The old love, but changed into something immeasurably more than it had ever been before, and holding in its depths a finer understanding. And with this clearer vision came a sudden new knowledge—a knowledge fraught with pain and yet bearing deep within it an unutterable sense of joy.
Max had cared all the time—cared still! It was written in the lines of suffering on his face, in the quiet endurance of the close-shut mouth. Despite the bitter, pitiful misunderstandings of their married life, despite his inexplicable friendship for Adrienne, despite all that had gone before, Diana was sure, in the light of this larger understanding which had come to her, that through it all he had loved her. With an absolute certainty of conviction, she knew that it was her hand which had graved those fresh lines about his mouth, brought that look of calm sadness to his eyes, and the realisation held a strange mingling of exquisite joy and keen anguish.
She hid her face in her hands, hid it from the stars and the shrouding dark, tremulously abashed at the wonderful significance of love.
She almost laughed to think how she had allowed so small a thing as the secret which Max could not tell her to corrode and eat into the heart of happiness. Looking back from the standpoint she had now gained, it seemed so pitifully mean and paltry, a profanation of the whole inner, hidden meaning of love.
So long as she and Max cared for each other, nothing else mattered, nothing in the whole world.

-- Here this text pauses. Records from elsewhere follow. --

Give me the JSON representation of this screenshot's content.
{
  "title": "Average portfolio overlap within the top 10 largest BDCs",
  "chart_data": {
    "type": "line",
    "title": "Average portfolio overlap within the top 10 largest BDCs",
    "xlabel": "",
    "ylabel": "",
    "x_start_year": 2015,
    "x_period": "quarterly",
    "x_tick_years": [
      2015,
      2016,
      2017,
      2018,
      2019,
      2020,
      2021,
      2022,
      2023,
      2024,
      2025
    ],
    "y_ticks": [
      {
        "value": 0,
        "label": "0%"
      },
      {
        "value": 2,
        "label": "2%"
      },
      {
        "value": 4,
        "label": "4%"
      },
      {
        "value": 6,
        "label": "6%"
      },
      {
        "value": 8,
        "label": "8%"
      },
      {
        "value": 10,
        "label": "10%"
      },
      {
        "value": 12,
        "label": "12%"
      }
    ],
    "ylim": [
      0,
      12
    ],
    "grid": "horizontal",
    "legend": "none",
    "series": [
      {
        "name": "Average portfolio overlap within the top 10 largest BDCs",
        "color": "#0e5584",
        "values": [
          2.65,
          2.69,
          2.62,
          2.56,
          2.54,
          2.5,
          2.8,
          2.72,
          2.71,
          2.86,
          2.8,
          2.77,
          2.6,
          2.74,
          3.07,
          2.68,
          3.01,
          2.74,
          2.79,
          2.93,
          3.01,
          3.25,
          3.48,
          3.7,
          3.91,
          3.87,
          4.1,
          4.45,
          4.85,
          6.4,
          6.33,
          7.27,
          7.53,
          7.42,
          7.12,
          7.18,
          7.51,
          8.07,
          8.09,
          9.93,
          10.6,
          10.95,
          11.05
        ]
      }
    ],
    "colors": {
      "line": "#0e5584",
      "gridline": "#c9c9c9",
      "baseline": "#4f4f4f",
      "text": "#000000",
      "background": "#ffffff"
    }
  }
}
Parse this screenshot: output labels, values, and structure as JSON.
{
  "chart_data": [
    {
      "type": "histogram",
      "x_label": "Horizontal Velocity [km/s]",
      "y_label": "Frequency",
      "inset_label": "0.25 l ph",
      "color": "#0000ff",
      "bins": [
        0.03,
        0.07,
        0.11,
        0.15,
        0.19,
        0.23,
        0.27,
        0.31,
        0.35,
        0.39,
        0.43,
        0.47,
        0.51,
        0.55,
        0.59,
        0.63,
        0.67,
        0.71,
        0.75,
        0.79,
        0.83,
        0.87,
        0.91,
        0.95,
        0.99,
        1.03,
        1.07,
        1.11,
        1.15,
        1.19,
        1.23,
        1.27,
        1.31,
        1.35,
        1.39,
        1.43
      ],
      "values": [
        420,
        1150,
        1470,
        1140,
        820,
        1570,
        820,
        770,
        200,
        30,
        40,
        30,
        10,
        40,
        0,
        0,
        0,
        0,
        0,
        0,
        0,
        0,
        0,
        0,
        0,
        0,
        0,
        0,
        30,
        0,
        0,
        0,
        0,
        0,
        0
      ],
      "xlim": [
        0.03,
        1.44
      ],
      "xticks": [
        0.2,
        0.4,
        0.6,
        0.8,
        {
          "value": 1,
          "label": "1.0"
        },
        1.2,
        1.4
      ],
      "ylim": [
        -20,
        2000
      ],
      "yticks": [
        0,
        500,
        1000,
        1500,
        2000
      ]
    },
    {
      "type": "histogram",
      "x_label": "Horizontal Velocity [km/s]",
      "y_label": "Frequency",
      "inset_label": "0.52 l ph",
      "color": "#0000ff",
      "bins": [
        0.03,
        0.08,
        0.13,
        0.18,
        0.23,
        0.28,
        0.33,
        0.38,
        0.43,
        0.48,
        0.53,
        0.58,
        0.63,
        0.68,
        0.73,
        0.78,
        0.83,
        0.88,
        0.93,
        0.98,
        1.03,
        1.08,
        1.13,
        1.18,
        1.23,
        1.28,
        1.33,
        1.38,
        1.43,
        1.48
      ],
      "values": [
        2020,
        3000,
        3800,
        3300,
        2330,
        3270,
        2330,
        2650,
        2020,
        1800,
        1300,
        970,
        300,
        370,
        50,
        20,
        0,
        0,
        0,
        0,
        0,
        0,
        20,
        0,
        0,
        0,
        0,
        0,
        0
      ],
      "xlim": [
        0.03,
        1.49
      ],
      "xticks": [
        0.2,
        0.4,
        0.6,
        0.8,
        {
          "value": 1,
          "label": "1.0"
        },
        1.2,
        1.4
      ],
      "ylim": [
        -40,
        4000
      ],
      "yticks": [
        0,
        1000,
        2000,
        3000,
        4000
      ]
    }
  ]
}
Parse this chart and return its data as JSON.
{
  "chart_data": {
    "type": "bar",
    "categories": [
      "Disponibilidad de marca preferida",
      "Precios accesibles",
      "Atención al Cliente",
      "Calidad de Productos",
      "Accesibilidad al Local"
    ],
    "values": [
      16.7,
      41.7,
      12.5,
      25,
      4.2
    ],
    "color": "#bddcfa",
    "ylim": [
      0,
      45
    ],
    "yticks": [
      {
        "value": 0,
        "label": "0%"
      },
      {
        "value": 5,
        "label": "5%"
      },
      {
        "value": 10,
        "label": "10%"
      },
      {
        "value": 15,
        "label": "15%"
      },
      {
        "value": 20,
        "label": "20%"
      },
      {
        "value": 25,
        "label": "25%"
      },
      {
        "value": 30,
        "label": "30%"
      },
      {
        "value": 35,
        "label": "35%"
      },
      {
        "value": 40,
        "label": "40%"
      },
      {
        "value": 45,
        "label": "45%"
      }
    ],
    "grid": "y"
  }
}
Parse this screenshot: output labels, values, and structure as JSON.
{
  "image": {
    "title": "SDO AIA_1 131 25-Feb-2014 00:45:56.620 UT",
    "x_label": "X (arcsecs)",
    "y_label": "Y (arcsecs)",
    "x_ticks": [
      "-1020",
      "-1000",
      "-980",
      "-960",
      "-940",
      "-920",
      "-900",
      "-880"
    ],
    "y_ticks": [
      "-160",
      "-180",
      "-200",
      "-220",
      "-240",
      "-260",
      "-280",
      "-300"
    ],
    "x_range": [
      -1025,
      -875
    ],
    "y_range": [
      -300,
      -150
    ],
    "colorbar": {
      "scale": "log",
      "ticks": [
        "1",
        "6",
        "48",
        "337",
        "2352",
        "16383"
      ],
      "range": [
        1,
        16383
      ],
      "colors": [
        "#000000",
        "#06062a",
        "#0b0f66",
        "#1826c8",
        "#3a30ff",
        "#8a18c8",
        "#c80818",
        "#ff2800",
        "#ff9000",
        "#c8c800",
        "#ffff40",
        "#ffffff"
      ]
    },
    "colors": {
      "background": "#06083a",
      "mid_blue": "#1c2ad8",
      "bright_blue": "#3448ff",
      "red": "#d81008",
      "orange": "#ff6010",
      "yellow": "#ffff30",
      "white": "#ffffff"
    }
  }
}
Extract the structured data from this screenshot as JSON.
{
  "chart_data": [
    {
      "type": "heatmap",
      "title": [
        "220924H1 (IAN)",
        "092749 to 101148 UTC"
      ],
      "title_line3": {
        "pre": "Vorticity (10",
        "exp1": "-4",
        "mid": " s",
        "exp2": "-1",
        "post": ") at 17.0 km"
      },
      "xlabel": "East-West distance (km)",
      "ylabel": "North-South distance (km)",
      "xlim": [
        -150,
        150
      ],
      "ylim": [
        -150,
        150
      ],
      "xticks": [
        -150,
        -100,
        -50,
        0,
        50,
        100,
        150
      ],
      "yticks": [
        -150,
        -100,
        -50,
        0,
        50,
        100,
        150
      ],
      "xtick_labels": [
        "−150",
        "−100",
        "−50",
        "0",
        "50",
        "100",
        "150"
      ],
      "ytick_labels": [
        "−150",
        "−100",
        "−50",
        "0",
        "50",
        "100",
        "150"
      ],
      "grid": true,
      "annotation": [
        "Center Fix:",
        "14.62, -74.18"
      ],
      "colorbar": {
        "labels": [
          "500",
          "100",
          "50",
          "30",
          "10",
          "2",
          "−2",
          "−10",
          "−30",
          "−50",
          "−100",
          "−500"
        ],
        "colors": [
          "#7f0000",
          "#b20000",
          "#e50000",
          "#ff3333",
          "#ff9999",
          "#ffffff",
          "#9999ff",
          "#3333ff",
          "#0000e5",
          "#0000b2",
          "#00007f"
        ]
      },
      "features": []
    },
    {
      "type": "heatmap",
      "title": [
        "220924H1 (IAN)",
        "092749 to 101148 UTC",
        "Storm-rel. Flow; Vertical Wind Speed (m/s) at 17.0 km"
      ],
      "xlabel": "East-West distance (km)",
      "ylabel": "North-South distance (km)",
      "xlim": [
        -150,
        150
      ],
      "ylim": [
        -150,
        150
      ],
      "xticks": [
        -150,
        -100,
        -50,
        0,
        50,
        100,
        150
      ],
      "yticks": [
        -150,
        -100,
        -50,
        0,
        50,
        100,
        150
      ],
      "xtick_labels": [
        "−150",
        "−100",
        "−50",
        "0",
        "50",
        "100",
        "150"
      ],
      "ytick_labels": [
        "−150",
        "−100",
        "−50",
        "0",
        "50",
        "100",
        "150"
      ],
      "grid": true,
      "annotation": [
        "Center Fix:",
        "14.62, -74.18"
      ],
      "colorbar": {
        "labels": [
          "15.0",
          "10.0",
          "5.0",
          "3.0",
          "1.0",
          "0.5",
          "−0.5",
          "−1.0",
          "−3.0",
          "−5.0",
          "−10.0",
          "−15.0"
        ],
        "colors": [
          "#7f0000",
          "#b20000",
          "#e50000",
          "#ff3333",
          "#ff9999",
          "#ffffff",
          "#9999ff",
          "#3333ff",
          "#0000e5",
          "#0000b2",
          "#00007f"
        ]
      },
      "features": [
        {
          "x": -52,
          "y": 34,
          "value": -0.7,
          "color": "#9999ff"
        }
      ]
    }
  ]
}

And the long battle between love and pride—between love, that had turned her days and nights into one endless ache of longing to return to Max, and pride, that had barred the way inflexibly—was over, done with.
Love had won, hands down. She would go back to Max, and all thought that it might be weak-minded of her, humiliating to her self-respect, was swept aside. Love, the great teacher, had brought her through the dark places where the lesser gods hold sway, out into the light of day, and she knew that to return to Max, to give herself afresh to him, would be the veritable triumph, of love itself.
She would go back, back to the shelter of his love which had been waiting for her all the time, unswerving and unreproaching. She had read it in his eyes when they had met her own an hour ago.
"I want you—-body and soul I want you!" he had told her there by the cliffs at Culver.
And she had not given him all her soul. She had kept back that supreme belief in the beloved which is an integral part of love. But now, now she would go to him and give with both hands royally—faith and trust, blindly, as love demanded.
She smiled a little. Happiness and the haven of Max's arms seemed very near her just then.